American Electric Power Ignites Efficiencies with High-Quality and Portable Digital Scanning From Colortrac
American Electric Power Ignites Efficiencies with High-Quality and Portable Digital Scanning From Colortrac
20 Aug 2019

For AEP Transmission, a business unit of American Electric Power (AEP), providing accurate, real-time information to its field employees not only promotes operational efficiency but also enhances safety for its employees and the customers they serve.

The transmission company wanted to replace printed maps and CAD drawings with accurate and up-to-date digital images – even in remote locations. To achieve this required a scanner that could produce high resolution images, and be durable enough to endure field use.

After evaluating several models, they chose the Colortrac SmartLF SC 36 Xpress digital scanner.

AEP Transmission is the largest owner, operator and constructor of electric transmission in North America, with over 40,000 miles of transmission lines. Headquartered in Columbus, Ohio, AEP is one of the largest electric utility organizations in the United States, serving nearly 5.4 million customers across 11 states.
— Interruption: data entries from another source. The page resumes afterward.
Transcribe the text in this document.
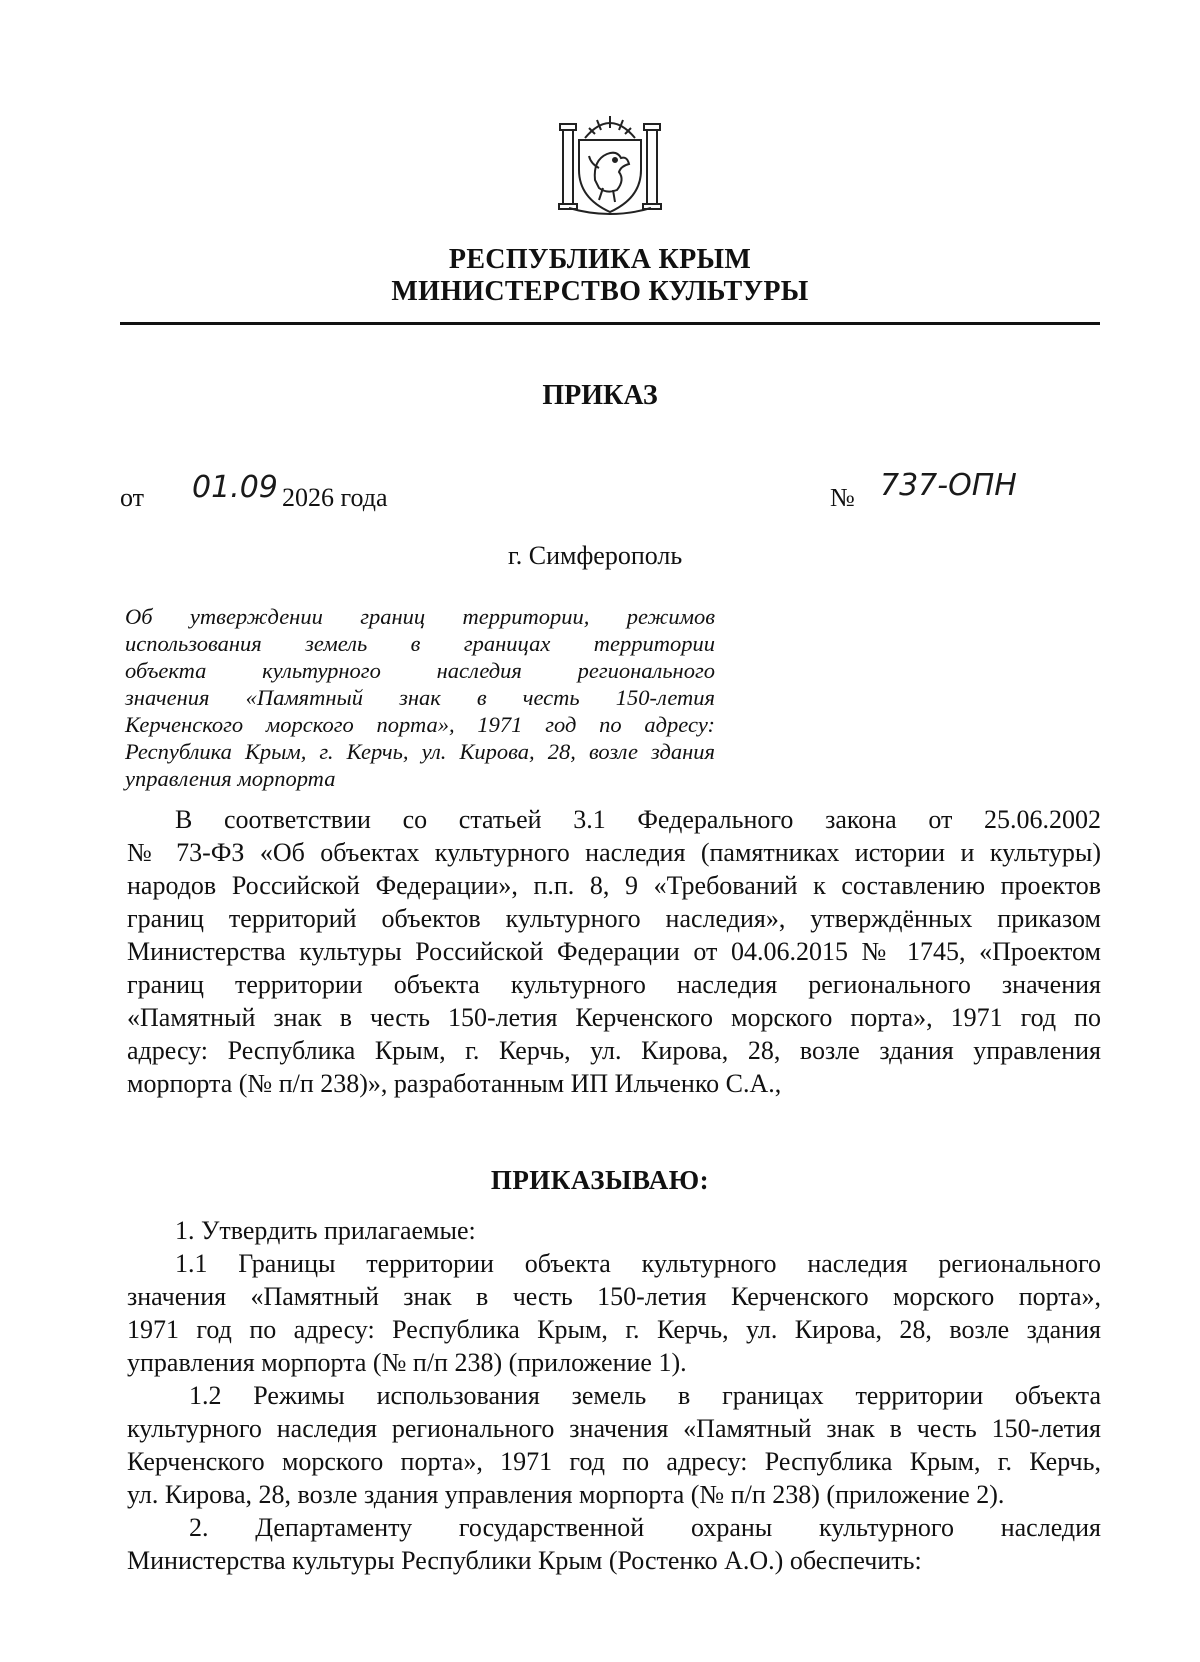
РЕСПУБЛИКА КРЫМ
МИНИСТЕРСТВО КУЛЬТУРЫ
ПРИКАЗ
от 01.09 2026 года	№ 737-ОПН
г. Симферополь
Об утверждении границ территории, режимов
использования земель в границах территории
объекта культурного наследия регионального
значения «Памятный знак в честь 150-летия
Керченского морского порта», 1971 год по адресу:
Республика Крым, г. Керчь, ул. Кирова, 28, возле здания
управления морпорта
В соответствии со статьей 3.1 Федерального закона от 25.06.2002
№ 73-ФЗ «Об объектах культурного наследия (памятниках истории и культуры)
народов Российской Федерации», п.п. 8, 9 «Требований к составлению проектов
границ территорий объектов культурного наследия», утверждённых приказом
Министерства культуры Российской Федерации от 04.06.2015 № 1745, «Проектом
границ территории объекта культурного наследия регионального значения
«Памятный знак в честь 150-летия Керченского морского порта», 1971 год по
адресу: Республика Крым, г. Керчь, ул. Кирова, 28, возле здания управления
морпорта (№ п/п 238)», разработанным ИП Ильченко С.А.,
ПРИКАЗЫВАЮ:
1. Утвердить прилагаемые:
1.1 Границы территории объекта культурного наследия регионального
значения «Памятный знак в честь 150-летия Керченского морского порта»,
1971 год по адресу: Республика Крым, г. Керчь, ул. Кирова, 28, возле здания
управления морпорта (№ п/п 238) (приложение 1).
1.2 Режимы использования земель в границах территории объекта
культурного наследия регионального значения «Памятный знак в честь 150-летия
Керченского морского порта», 1971 год по адресу: Республика Крым, г. Керчь,
ул. Кирова, 28, возле здания управления морпорта (№ п/п 238) (приложение 2).
2. Департаменту государственной охраны культурного наследия
Министерства культуры Республики Крым (Ростенко А.О.) обеспечить:
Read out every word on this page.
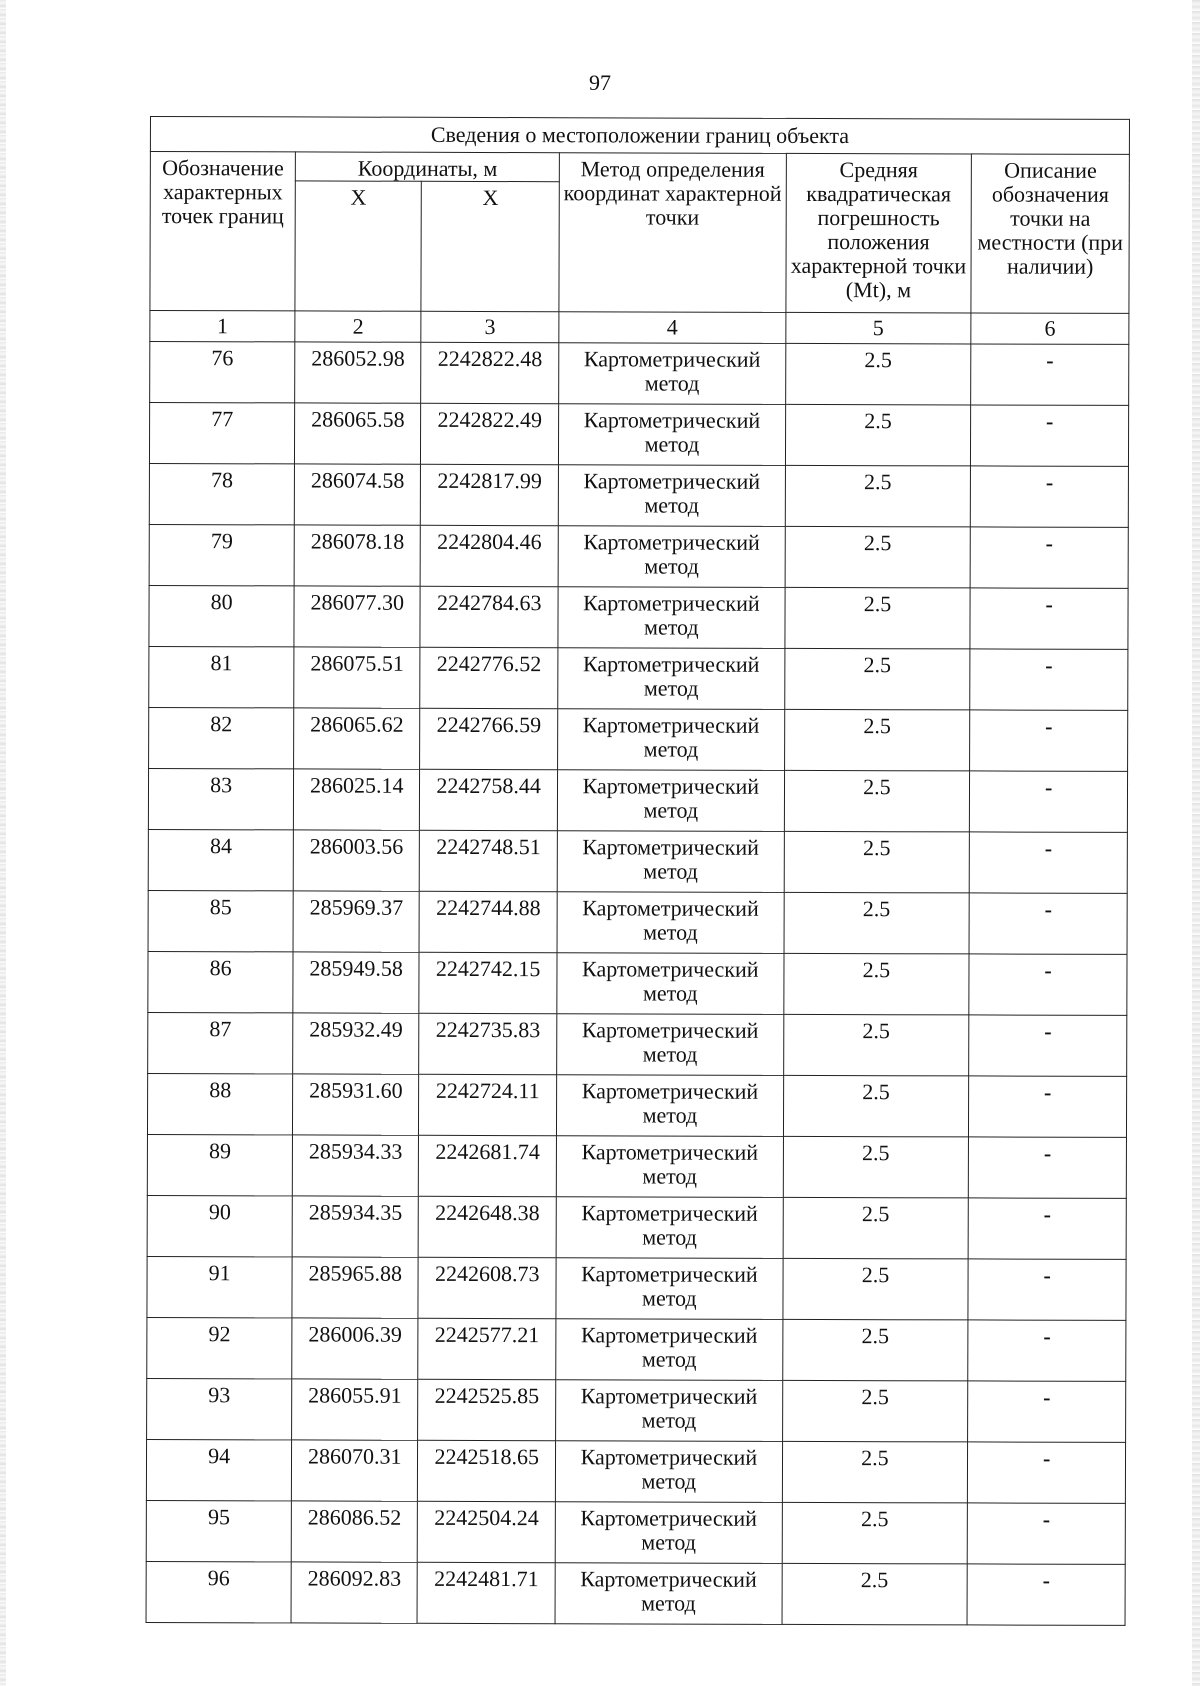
97
Сведения о местоположении границ объекта					
Обозначение характерных точек границ	Координаты, м		Метод определения координат характерной точки	Средняя квадратическая погрешность положения характерной точки (Mt), м	Описание обозначения точки на местности (при наличии)
	X	X			
1	2	3	4	5	6
76	286052.98	2242822.48	Картометрический метод	2.5	-
77	286065.58	2242822.49	Картометрический метод	2.5	-
78	286074.58	2242817.99	Картометрический метод	2.5	-
79	286078.18	2242804.46	Картометрический метод	2.5	-
80	286077.30	2242784.63	Картометрический метод	2.5	-
81	286075.51	2242776.52	Картометрический метод	2.5	-
82	286065.62	2242766.59	Картометрический метод	2.5	-
83	286025.14	2242758.44	Картометрический метод	2.5	-
84	286003.56	2242748.51	Картометрический метод	2.5	-
85	285969.37	2242744.88	Картометрический метод	2.5	-
86	285949.58	2242742.15	Картометрический метод	2.5	-
87	285932.49	2242735.83	Картометрический метод	2.5	-
88	285931.60	2242724.11	Картометрический метод	2.5	-
89	285934.33	2242681.74	Картометрический метод	2.5	-
90	285934.35	2242648.38	Картометрический метод	2.5	-
91	285965.88	2242608.73	Картометрический метод	2.5	-
92	286006.39	2242577.21	Картометрический метод	2.5	-
93	286055.91	2242525.85	Картометрический метод	2.5	-
94	286070.31	2242518.65	Картометрический метод	2.5	-
95	286086.52	2242504.24	Картометрический метод	2.5	-
96	286092.83	2242481.71	Картометрический метод	2.5	-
AEP chose Ohio-based Graphic Enterprises Office Solutions, Inc. (GEI) to supply multiple Colortrac wide format digital scanners and portable cases to facilitate use in the field.

Paradigm Imaging’s North American Sales Manager Tod Robinson recalled discussions that preceded the acquisition. “We talked a lot about their needs, and the challenges of relying on a paper-based system for updating critical information,” Robinson said. “I’ve been in this industry for more than 20 years, and I’ve worked with a number of power companies, so I understood their logistic and operational concerns.”
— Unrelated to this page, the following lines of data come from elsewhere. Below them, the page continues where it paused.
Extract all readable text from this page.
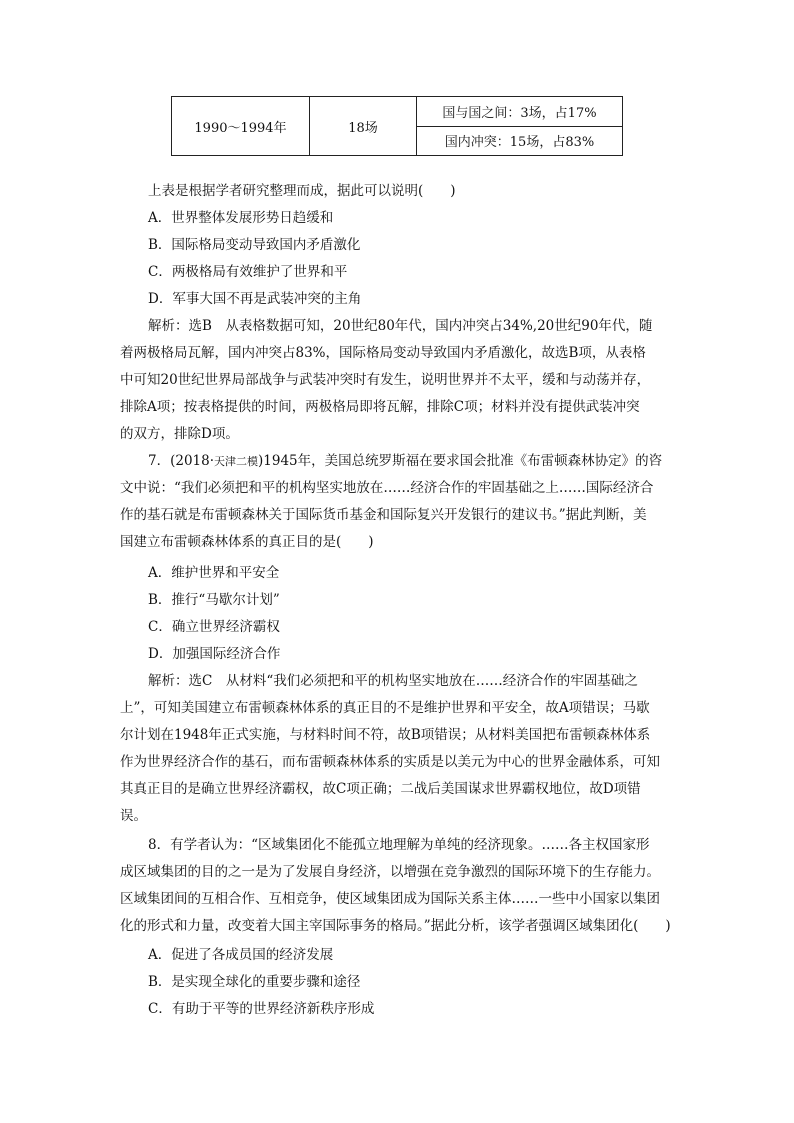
1990～1994年	18场	国与国之间：3场，占17%
国内冲突：15场，占83%
上表是根据学者研究整理而成，据此可以说明(　　)
A．世界整体发展形势日趋缓和
B．国际格局变动导致国内矛盾激化
C．两极格局有效维护了世界和平
D．军事大国不再是武装冲突的主角
解析：选B　从表格数据可知，20世纪80年代，国内冲突占34%,20世纪90年代，随
着两极格局瓦解，国内冲突占83%，国际格局变动导致国内矛盾激化，故选B项，从表格
中可知20世纪世界局部战争与武装冲突时有发生，说明世界并不太平，缓和与动荡并存，
排除A项；按表格提供的时间，两极格局即将瓦解，排除C项；材料并没有提供武装冲突
的双方，排除D项。
7．(2018·天津二模)1945年，美国总统罗斯福在要求国会批准《布雷顿森林协定》的咨
文中说：“我们必须把和平的机构坚实地放在……经济合作的牢固基础之上……国际经济合
作的基石就是布雷顿森林关于国际货币基金和国际复兴开发银行的建议书。”据此判断，美
国建立布雷顿森林体系的真正目的是(　　)
A．维护世界和平安全
B．推行“马歇尔计划”
C．确立世界经济霸权
D．加强国际经济合作
解析：选C　从材料“我们必须把和平的机构坚实地放在……经济合作的牢固基础之
上”，可知美国建立布雷顿森林体系的真正目的不是维护世界和平安全，故A项错误；马歇
尔计划在1948年正式实施，与材料时间不符，故B项错误；从材料美国把布雷顿森林体系
作为世界经济合作的基石，而布雷顿森林体系的实质是以美元为中心的世界金融体系，可知
其真正目的是确立世界经济霸权，故C项正确；二战后美国谋求世界霸权地位，故D项错
误。
8．有学者认为：“区域集团化不能孤立地理解为单纯的经济现象。……各主权国家形
成区域集团的目的之一是为了发展自身经济，以增强在竞争激烈的国际环境下的生存能力。
区域集团间的互相合作、互相竞争，使区域集团成为国际关系主体……一些中小国家以集团
化的形式和力量，改变着大国主宰国际事务的格局。”据此分析，该学者强调区域集团化(　　)
A．促进了各成员国的经济发展
B．是实现全球化的重要步骤和途径
C．有助于平等的世界经济新秩序形成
AEP’s goal was to be able to digitize CAD drawings, on the fly, when changes were made out to the power lines and at the substations across the States. Because much of the substation and line work takes place in remote locations and miles from regional offices, communicating those changes could be challenging.

Personnel in the field routinely had to scan their modified prints at a business center and send those files back to the engineering department at the home offices. Engineers would update the CAD drawings and ship a new set of prints back to the service center or substation.

In all, it could take days or longer to formally update critical information. The process was time consuming and tedious, and raised the potential for discrepancies.

In-the-field scanning defies geography, ensures accuracy

“AEP needed a scanning solution to accommodate up to 36-inch CAD drawings, and it absolutely had to be portable and durable, because it would be carried from one location to the next – from the regional offices out to the lines and the many substations,” Robinson explained.

At first, AEP internally sourced a few entry-level scanners and tested them in the field. While scanning the documents in the field improved the timeliness of the information, the scanners did not hold up to the wear-and-tear of field use. They needed to be exceptionally durable, portable and, of course, produce high-quality high-resolution scans.

The teams at Paradigm Imaging and GEI were able to provide a solution: the Colortrac SmartLF SC 36 Xpress series scanner, with a carrying case that Robinson sourced from a manufacturer in California. The case secures the scanner during transport, and allows it to be operated without fully removing it from the case.

The Colortrac scanners are designed with technical applications in mind – architectural, engineering, construction and facilities management to name a few. The SmartLF SC 36 Xpress-series scanners leverage the patent-pending SingleSensor technology, comprising 43,200 short image-path sensors and bi-directional LED illumination. As documents are fed into the scanner, an active pressure roller initiates to ensure consistent imaging and to minimize shadowing effects where the paper substrate may have folds or creases.

The scanners also incorporate a SuperSpeed USB 3.0 digital interface, which represents significant improvements to data transfer speed. The hardware and software combine to make for an easy setup and quick scans, without compromising on imaging quality.

Once the teams at Paradigm Imaging and GEI had the solution in mind, they put it through its real-world paces for the AEP personnel to see in action.

“It passed all their tests,” Robinson recalled.

Latassa Kent, an engineering technologist at AEP’s headquarters in Columbus, oversaw the acquisition and implementation of the scanners. The introduction of portable digital scanners helped AEP field employees eliminate the need to routinely go out of their way to find a copy center or other location where they could scan prints.

The Colortrac SC36c Xpress scanners are able to accommodate the oversized documents, and to capture the complicated detail of line drawings, according to Kent. AEP’s operators can capture data, edits, mark-ups and notations with precision. Kent also reported that the scanners required little to no training when field teams put them into service.

“Now, with this new procedure, as changes are made, the AEP team can note them, scan them, and upload the new data to the office. Anyone who opens that information on a tablet or desktop can then see the current, accurate information,” Paradigm Imaging’s Robinson said. “As you can imagine, this is so important to personnel out in the field, from an operational and a safety perspective.”

AEP is likely a leader when it comes to this type of digital workflow, though Kent said that other energy suppliers across the country are sure to follow.